China Eyes Entry To ISS Project
China is in a preliminary negotiation to gain entry to the International Space Station (ISS) project, Reuters reported last Saturday (Apr. 28).
The news agency cited a Kazakh television interview in which Yuri Koptev, head of Rosaviakosmos (Russian Aviation and Space Agency) said: "Today there are preliminary talks on this, and one should not rule out China's participation in this programme."
Koptev's comment came after the Soyuz TM-32 mission lifted off from the Baikonur Cosmodrome with the American paid tourist Dennis Tito on board.
Koptev also said that Rosaviakosmos and Energia, the manufacturer of the Soyuz spacecraft, would seek other paid customers for the semi-annual "taxi" mission which delivers a fresh replacement Soyuz vehicle to ISS.
Since the Soyuz spacecraft is the emergency escape vehicle for the ISS resident crew, flight rules call for a replacement of the vehicle about every six months.
Late last year China announced that it would expand international scientific cooperation. Among the goals that the country would seek is joining the ISS project.
On Dec. 27 last year Chinese Minister of Science and Technology Zhu Lilan made the announcement of the initiative. Zhu said that the government would increase funding by at least $100 million renminbi ($12.1 million US) beginning this year, the first year of the current and 10th Five-Year Economic Plan, for international scientific cooperation projects.
Zhu said that participation in international science projects would benefit the nation and improve its international competitiveness.
However, it is not apparent what China would contribute to the multinational space project if it gains a membership.
Such an admittance would give China invaluable experience in manned spaceflight technologies and operation, including the management of a manned space platform.
Last October in the first ever issued "White Paper" on the long-range space plan, China states that it intends to achieve in the next two decades manned space launches and establish a small orbital laboratory which would lead to a permanent space station.
An important international space cooperation partner for China is its northern neighbor Russia. In an interview with the ITAR-TASS news agency two weeks ago, a founder of the Chinese space industry called upon greater cooperation with Russia in the development of space exploration and peaceful uses of space; particularly in the area of manned spaceflight.
"I am confident that Russian and Chinese specialists will pool efforts in the peaceful exploration and use of space resources and in the further development of international cooperation in this field," said Sun Jiadong, a member of the Chinese Academy of Sciences and the International Academy of Space Sciences.

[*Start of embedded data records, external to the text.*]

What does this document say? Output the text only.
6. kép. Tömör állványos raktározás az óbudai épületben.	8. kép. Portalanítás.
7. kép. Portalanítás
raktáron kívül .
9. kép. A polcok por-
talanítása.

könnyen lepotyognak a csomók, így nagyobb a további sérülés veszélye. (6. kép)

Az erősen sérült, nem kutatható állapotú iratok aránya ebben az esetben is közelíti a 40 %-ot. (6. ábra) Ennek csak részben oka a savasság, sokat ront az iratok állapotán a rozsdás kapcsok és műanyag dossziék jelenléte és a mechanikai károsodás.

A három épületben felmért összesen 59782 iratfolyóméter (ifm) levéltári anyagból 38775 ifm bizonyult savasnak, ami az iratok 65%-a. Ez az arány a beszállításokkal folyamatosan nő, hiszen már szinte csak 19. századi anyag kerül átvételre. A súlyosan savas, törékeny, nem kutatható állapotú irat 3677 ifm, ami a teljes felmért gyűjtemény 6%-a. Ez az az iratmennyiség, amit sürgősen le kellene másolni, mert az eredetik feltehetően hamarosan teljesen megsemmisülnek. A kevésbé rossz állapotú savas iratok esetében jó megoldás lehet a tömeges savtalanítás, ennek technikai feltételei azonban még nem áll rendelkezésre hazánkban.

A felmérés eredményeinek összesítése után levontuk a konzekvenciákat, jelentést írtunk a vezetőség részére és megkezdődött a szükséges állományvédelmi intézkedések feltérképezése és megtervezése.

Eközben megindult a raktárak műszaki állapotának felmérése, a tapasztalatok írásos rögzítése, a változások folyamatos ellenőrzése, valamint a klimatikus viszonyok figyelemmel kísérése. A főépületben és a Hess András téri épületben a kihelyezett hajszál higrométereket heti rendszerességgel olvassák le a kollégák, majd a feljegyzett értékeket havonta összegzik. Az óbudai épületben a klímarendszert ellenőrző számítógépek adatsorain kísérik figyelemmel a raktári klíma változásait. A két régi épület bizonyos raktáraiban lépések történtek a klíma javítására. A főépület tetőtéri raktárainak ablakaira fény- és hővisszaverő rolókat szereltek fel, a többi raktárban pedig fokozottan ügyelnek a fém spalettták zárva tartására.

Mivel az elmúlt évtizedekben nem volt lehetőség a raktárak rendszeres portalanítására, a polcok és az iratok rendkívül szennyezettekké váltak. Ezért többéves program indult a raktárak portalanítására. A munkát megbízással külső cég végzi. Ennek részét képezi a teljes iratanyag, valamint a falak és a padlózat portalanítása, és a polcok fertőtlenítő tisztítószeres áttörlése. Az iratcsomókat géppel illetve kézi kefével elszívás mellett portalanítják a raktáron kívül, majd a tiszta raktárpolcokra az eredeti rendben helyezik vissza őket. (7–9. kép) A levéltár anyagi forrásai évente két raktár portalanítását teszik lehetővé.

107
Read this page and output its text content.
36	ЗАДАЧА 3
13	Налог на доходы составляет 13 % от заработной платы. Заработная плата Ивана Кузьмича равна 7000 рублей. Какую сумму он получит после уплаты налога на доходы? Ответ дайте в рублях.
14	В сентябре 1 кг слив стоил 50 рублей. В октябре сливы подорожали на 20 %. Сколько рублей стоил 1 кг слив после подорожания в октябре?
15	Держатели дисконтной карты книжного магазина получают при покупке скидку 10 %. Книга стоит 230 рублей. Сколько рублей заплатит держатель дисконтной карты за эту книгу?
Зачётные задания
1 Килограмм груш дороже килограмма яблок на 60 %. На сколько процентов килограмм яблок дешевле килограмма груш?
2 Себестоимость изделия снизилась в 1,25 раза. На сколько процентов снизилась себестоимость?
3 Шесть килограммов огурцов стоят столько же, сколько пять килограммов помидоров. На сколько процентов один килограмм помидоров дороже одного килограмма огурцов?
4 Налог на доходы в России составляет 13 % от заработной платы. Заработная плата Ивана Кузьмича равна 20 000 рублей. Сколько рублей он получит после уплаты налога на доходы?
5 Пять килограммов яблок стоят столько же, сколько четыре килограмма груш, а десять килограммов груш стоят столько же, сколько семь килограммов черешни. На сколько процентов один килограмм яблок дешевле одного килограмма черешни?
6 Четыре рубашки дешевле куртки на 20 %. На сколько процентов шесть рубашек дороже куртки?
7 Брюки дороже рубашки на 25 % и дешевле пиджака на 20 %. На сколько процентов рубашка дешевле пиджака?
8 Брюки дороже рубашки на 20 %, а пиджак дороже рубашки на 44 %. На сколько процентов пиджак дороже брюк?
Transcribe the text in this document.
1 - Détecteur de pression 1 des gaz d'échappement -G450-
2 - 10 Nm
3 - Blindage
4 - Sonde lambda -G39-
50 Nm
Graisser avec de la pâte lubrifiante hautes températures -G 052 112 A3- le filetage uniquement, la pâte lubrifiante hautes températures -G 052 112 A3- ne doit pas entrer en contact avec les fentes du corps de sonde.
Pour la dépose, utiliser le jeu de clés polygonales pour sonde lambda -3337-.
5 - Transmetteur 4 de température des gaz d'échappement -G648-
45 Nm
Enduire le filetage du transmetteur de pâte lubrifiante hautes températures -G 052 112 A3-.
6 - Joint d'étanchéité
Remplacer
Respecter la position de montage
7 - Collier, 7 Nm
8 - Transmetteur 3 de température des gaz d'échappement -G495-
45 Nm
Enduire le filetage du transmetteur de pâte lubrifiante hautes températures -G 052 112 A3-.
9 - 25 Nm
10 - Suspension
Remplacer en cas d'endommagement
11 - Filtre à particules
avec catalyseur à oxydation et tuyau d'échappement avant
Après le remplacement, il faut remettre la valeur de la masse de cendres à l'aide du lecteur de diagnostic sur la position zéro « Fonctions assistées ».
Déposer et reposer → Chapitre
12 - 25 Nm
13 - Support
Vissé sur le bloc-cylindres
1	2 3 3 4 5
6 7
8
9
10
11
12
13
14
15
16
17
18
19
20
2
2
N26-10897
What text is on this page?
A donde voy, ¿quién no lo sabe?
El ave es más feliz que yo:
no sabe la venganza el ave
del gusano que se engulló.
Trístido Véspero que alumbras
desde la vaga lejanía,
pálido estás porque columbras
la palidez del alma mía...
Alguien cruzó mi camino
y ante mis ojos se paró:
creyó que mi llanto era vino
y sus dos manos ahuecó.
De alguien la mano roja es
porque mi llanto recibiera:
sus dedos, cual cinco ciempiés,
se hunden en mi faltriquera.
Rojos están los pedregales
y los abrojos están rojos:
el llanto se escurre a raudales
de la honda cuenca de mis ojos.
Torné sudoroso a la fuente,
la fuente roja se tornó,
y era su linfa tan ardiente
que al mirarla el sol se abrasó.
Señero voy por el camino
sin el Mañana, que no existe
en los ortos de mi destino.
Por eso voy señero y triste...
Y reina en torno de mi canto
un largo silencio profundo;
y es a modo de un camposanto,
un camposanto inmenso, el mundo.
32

During the current visit to Russia, Chinese Foreign Minister Tang Jiahuan and his Russian counterpart Igor Ivanov signed a protocol of a draft treaty on "good-neighborly relations, friendship and cooperation" between the two countries on Sunday (Apr. 29).
Ivanov said that Russia and China "are unanimous in believing that this treaty will play a great role in the further development and enrichment of our relations in all areas."
According to the Interfax news agency, the final treaty will be signed when Chinese Chairman Jiang Zemin visits Russia in July during the two-nation summit.
While the Chinese preliminary discussion to join the ISS project and the pending signing of the bilateral treaty are two separate development, taking them together raises an intriguing possibility that Russia may coax China to catch a ride to ISS on a Soyuz "taxi" mission.
Russia may offer the ride to China at a discounted rate or a free ride in reciprocation with China under the treaty.
If such an invitation arises, China may not reject the offer even though it is pursuing to launch its own manned space mission.
The acceptance of a ride on a Soyuz "taxi" mission will likely gain China access to ISS much sooner than going through the negotiation process.
A senior Chinese space official said in an interview with the Japanese newspaper Yomiuri Shimbun in March that China would aim to launch its yuhangyuans ("astronauts") as early as late 2002 on the sixth Shenzhou ("Magic Vessel") mission.
Even if the Chinese "taxi" ride on a Soyuz occurs before the first manned Shenzhou mission, the momentous and historic occasion of the first Chinese manned launch is in no way diminished.